Jacob was a thief and a con-man. Israel is not. Israel makes peace with his brother – acknowledging his wrong and offering to make it as right as he can. Israel settles into fatherhood and becomes a good citizen. It appears that Israel, once free of carrying the burden that had been Jacob – a burden that told him he had to cheat and connive to get through life – Israel could now become the one whom God always intended him to be.
What names do we put on ourselves? What names do we put on others? Have you ever thought – when you are calling yourself loser, or stupid, or useless or ugly or whichever of the dozens of ugly things we have to choose among that we occasionally decide to call ourselves – do you ever remember that that is not the name by which God calls you? Do you ever -- when you’re yelling at someone on the TV or that driver who just almost hit you – or the friend who has betrayed and hurt you – do you really think that is the name by which God calls them?

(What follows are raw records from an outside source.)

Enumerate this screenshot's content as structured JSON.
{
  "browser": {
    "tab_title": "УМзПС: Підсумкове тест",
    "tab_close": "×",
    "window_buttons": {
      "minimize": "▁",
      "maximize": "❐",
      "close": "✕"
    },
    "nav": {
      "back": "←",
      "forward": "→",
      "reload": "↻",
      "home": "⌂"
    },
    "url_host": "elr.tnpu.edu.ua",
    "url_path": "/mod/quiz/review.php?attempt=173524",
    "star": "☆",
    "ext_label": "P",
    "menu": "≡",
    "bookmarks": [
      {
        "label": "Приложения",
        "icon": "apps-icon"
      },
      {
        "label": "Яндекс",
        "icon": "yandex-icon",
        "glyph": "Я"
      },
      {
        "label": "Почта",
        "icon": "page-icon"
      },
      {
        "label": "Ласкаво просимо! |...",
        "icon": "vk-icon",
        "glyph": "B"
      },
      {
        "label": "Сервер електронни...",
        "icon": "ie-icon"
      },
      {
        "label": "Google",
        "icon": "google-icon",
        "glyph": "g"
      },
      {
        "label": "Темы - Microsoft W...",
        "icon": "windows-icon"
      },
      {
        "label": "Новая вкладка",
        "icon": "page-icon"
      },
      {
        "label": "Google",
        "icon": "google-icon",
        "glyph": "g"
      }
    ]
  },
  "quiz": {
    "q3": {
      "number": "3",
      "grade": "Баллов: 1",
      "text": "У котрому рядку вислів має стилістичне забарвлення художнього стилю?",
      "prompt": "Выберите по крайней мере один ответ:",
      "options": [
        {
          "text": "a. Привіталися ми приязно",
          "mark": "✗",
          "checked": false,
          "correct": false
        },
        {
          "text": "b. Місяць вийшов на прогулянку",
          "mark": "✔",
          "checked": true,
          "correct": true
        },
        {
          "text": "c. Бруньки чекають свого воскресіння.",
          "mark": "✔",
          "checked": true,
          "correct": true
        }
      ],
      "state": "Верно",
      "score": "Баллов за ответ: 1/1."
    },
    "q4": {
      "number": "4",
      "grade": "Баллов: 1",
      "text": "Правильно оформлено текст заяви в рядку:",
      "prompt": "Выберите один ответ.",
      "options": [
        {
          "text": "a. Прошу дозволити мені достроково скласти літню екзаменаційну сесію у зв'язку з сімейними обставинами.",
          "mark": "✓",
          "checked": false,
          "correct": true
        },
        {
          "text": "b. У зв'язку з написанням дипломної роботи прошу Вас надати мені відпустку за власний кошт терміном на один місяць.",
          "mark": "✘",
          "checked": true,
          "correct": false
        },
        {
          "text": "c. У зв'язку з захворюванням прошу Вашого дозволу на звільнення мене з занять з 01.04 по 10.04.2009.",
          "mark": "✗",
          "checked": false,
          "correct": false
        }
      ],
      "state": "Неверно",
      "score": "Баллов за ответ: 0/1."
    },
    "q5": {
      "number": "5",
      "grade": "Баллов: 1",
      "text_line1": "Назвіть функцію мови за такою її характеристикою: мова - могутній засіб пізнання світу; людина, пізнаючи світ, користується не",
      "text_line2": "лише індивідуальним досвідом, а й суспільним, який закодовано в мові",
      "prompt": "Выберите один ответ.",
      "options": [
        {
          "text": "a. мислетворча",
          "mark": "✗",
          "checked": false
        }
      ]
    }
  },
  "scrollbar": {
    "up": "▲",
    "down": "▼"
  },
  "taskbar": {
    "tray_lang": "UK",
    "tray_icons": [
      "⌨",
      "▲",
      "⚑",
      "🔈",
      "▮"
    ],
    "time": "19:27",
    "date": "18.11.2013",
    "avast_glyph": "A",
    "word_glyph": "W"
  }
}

Jacob bore the burden of his name for years before God set him free to be Israel. God said, in effect, You don’t have to be that Jacob anymore. You never have been that ‘Jacob’ to me. Now you will know yourself as the one I’ve always known you to be – you are ‘Israel,’ my beloved child.
What name do you carry in your own heart, your own mind? Is it the name God calls you when God speaks to tell you that you are loved? When we talk about others, are the names we use the names that God uses for them?
What burdens do we place on other’s shoulders with the names we give them? What unnecessary burdens do we carry ourselves when we live the name the world gives us rather than the name that God has given us?
When God calls us by name, that name is always Beloved Child.